Local and international media outlets had reported in July that Pakistan was exploring ways to sell excess LNG cargoes amid a gas supply glut that government officials said was costing domestic producers $378 million in annual losses. News reports had said Pakistan had at least three LNG cargoes in excess that it imported from Qatar and has no immediate use for.

Speaking to reporters during a press conference on Sunday, Malik said there was an excess of imported gas in Pakistan as the use of this fuel for power generation had reduced in the country during the past few months. He said Islamabad had been forced to sell the gas to local consumers, due to which the circular debt in the gas sector from 2018 till now had ballooned to around Rs1,000 billion [$3.56 billion]. 

“From Jan. 1 we will sell this excess fuel in international markets to reduce our burden and limit our losses of this Rs1,000 billion [$3.56 billion],” Malik said. 

He said this move would also allow Pakistan’s state-owned enterprises in the sector to operate on their full capacity and generate profits and employment. 

Malik also spoke of foreign oil companies that were ready to invest millions in the country in the near future. 

The minister cited the recent visit of Turkish energy minister to Pakistan which had resulted in the state-owned Turkish Petroleum signing deals to carry out onshore and offshore drilling activities in Pakistan. 
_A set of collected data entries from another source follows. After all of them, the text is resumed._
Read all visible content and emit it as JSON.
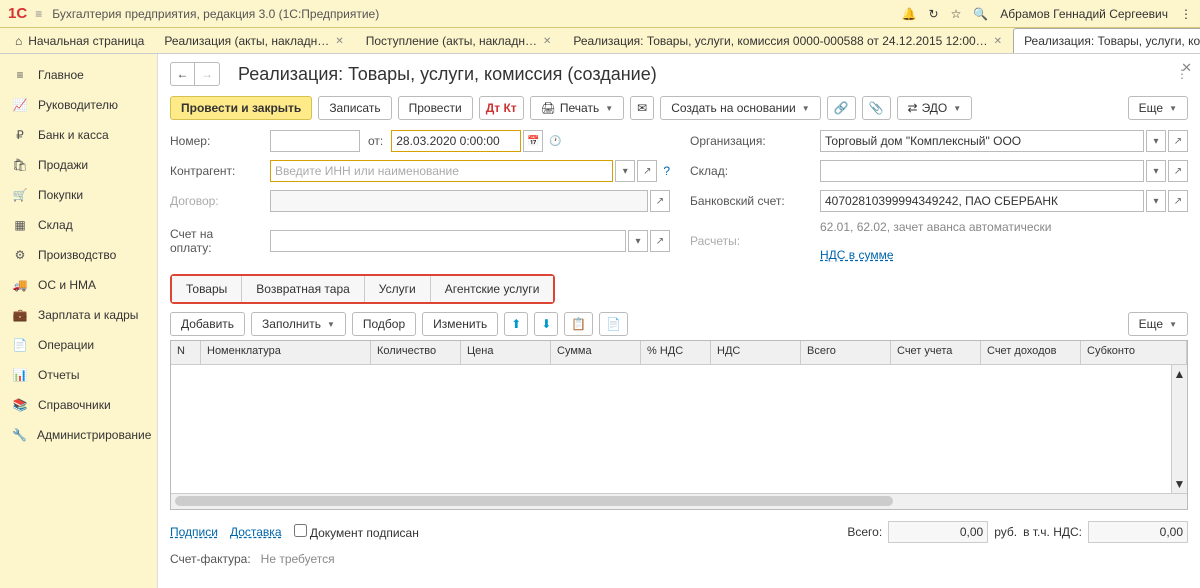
{
  "top": {
    "logo": "1С",
    "title": "Бухгалтерия предприятия, редакция 3.0   (1С:Предприятие)",
    "user": "Абрамов Геннадий Сергеевич"
  },
  "tabs": {
    "home": "Начальная страница",
    "t1": "Реализация (акты, накладн…",
    "t2": "Поступление (акты, накладн…",
    "t3": "Реализация: Товары, услуги, комиссия 0000-000588 от 24.12.2015 12:00…",
    "t4": "Реализация: Товары, услуги, комиссия (создан…"
  },
  "sidebar": [
    "Главное",
    "Руководителю",
    "Банк и касса",
    "Продажи",
    "Покупки",
    "Склад",
    "Производство",
    "ОС и НМА",
    "Зарплата и кадры",
    "Операции",
    "Отчеты",
    "Справочники",
    "Администрирование"
  ],
  "page": {
    "title": "Реализация: Товары, услуги, комиссия (создание)",
    "buttons": {
      "post_close": "Провести и закрыть",
      "save": "Записать",
      "post": "Провести",
      "print": "Печать",
      "create_based": "Создать на основании",
      "edo": "ЭДО",
      "more": "Еще"
    },
    "form": {
      "number_lbl": "Номер:",
      "from_lbl": "от:",
      "date": "28.03.2020  0:00:00",
      "org_lbl": "Организация:",
      "org": "Торговый дом \"Комплексный\" ООО",
      "counterparty_lbl": "Контрагент:",
      "counterparty_ph": "Введите ИНН или наименование",
      "warehouse_lbl": "Склад:",
      "contract_lbl": "Договор:",
      "bank_lbl": "Банковский счет:",
      "bank": "40702810399994349242, ПАО СБЕРБАНК",
      "invoice_lbl": "Счет на оплату:",
      "settlements_lbl": "Расчеты:",
      "settlements": "62.01, 62.02, зачет аванса автоматически",
      "vat_link": "НДС в сумме"
    },
    "subtabs": [
      "Товары",
      "Возвратная тара",
      "Услуги",
      "Агентские услуги"
    ],
    "tbl_buttons": {
      "add": "Добавить",
      "fill": "Заполнить",
      "pick": "Подбор",
      "edit": "Изменить"
    },
    "columns": [
      "N",
      "Номенклатура",
      "Количество",
      "Цена",
      "Сумма",
      "% НДС",
      "НДС",
      "Всего",
      "Счет учета",
      "Счет доходов",
      "Субконто"
    ],
    "footer": {
      "signs": "Подписи",
      "delivery": "Доставка",
      "doc_signed": "Документ подписан",
      "total_lbl": "Всего:",
      "total": "0,00",
      "currency": "руб.",
      "vat_lbl": "в т.ч. НДС:",
      "vat": "0,00",
      "invoice_doc_lbl": "Счет-фактура:",
      "invoice_doc": "Не требуется"
    }
  }
}
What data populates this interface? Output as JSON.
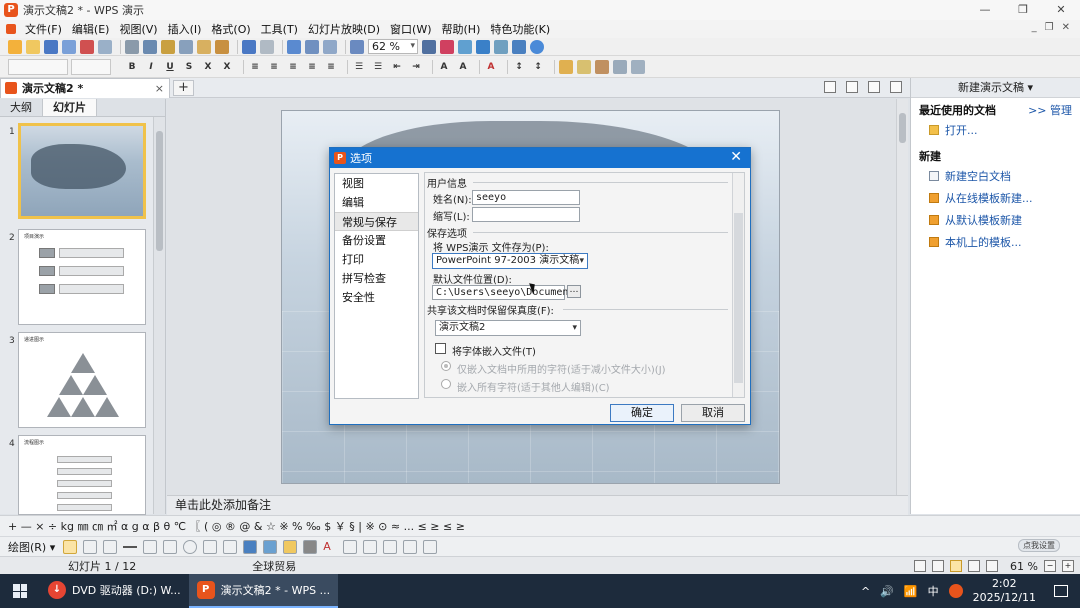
{
  "window": {
    "title": "演示文稿2 * - WPS 演示",
    "controls": [
      "—",
      "❐",
      "✕"
    ]
  },
  "menu": {
    "items": [
      "文件(F)",
      "编辑(E)",
      "视图(V)",
      "插入(I)",
      "格式(O)",
      "工具(T)",
      "幻灯片放映(D)",
      "窗口(W)",
      "帮助(H)",
      "特色功能(K)"
    ],
    "right_controls": [
      "_",
      "❐",
      "✕"
    ]
  },
  "toolbar": {
    "zoom": "62 %"
  },
  "tabs": {
    "doc_tab_label": "演示文稿2 *",
    "close": "×",
    "new_tab": "+"
  },
  "slide_panel": {
    "tabs": [
      "大纲",
      "幻灯片"
    ],
    "slides": [
      {
        "num": "1",
        "title": ""
      },
      {
        "num": "2",
        "title": "项目演示"
      },
      {
        "num": "3",
        "title": "递进图示"
      },
      {
        "num": "4",
        "title": "流程图示"
      }
    ]
  },
  "notes_placeholder": "单击此处添加备注",
  "task_pane": {
    "header": "新建演示文稿 ▾",
    "recent_title": "最近使用的文档",
    "manage": ">> 管理",
    "open": "打开...",
    "new_title": "新建",
    "links": [
      "新建空白文档",
      "从在线模板新建...",
      "从默认模板新建",
      "本机上的模板..."
    ]
  },
  "symbols": "+ — × ÷ kg ㎜ ㎝ ㎡ α g α β θ ℃ 〖 ( ◎ ® @ & ☆ ※ % ‰ $ ￥ § | ※ ⊙ ≈ ... ≤ ≥ ≤ ≥",
  "draw_bar": {
    "label": "绘图(R) ▾",
    "badge": "点我设置"
  },
  "status": {
    "slide": "幻灯片 1 / 12",
    "theme": "全球贸易",
    "zoom": "61 %"
  },
  "taskbar": {
    "items": [
      {
        "label": "DVD 驱动器 (D:) W...",
        "icon": "dvd"
      },
      {
        "label": "演示文稿2 * - WPS ...",
        "icon": "wps"
      }
    ],
    "ime": "中",
    "time": "2:02",
    "date": "2025/12/11",
    "tray_icons": [
      "^",
      "🔊",
      "📶"
    ]
  },
  "dialog": {
    "title": "选项",
    "close": "✕",
    "nav": [
      "视图",
      "编辑",
      "常规与保存",
      "备份设置",
      "打印",
      "拼写检查",
      "安全性"
    ],
    "user_info": "用户信息",
    "name_label": "姓名(N):",
    "name_value": "seeyo",
    "abbr_label": "缩写(L):",
    "abbr_value": "",
    "save_options": "保存选项",
    "save_as_label": "将 WPS演示 文件存为(P):",
    "save_as_value": "PowerPoint 97-2003 演示文稿",
    "default_loc_label": "默认文件位置(D):",
    "default_loc_value": "C:\\Users\\seeyo\\Documents",
    "browse": "…",
    "share_label": "共享该文档时保留保真度(F):",
    "share_value": "演示文稿2",
    "embed_fonts": "将字体嵌入文件(T)",
    "embed_used": "仅嵌入文档中所用的字符(适于减小文件大小)(J)",
    "embed_all": "嵌入所有字符(适于其他人编辑)(C)",
    "ok": "确定",
    "cancel": "取消"
  },
  "colors": {
    "accent": "#1672d0",
    "brand": "#e8541c",
    "taskbar": "#1d2b3c"
  }
}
“Turkish Petroleum will also open its office in Islamabad, where 10 to 15 Turkish nationals will be working,” Malik said. 

He also said that a delegation of the State Oil Company of Azerbaijan Republic (SOCAR) visit Pakistan this week, adding that it was also expected to collaborate with local companies for oil and gas exploration.

The minister said SOCAR was also opening its office in Pakistan. 

“It will also invest millions of dollars in the construction of an oil pipeline from Machike to Thalian in collaboration with the PSO (Pakistan State Oil) and FWO (Frontier Works Organization),” Malik said.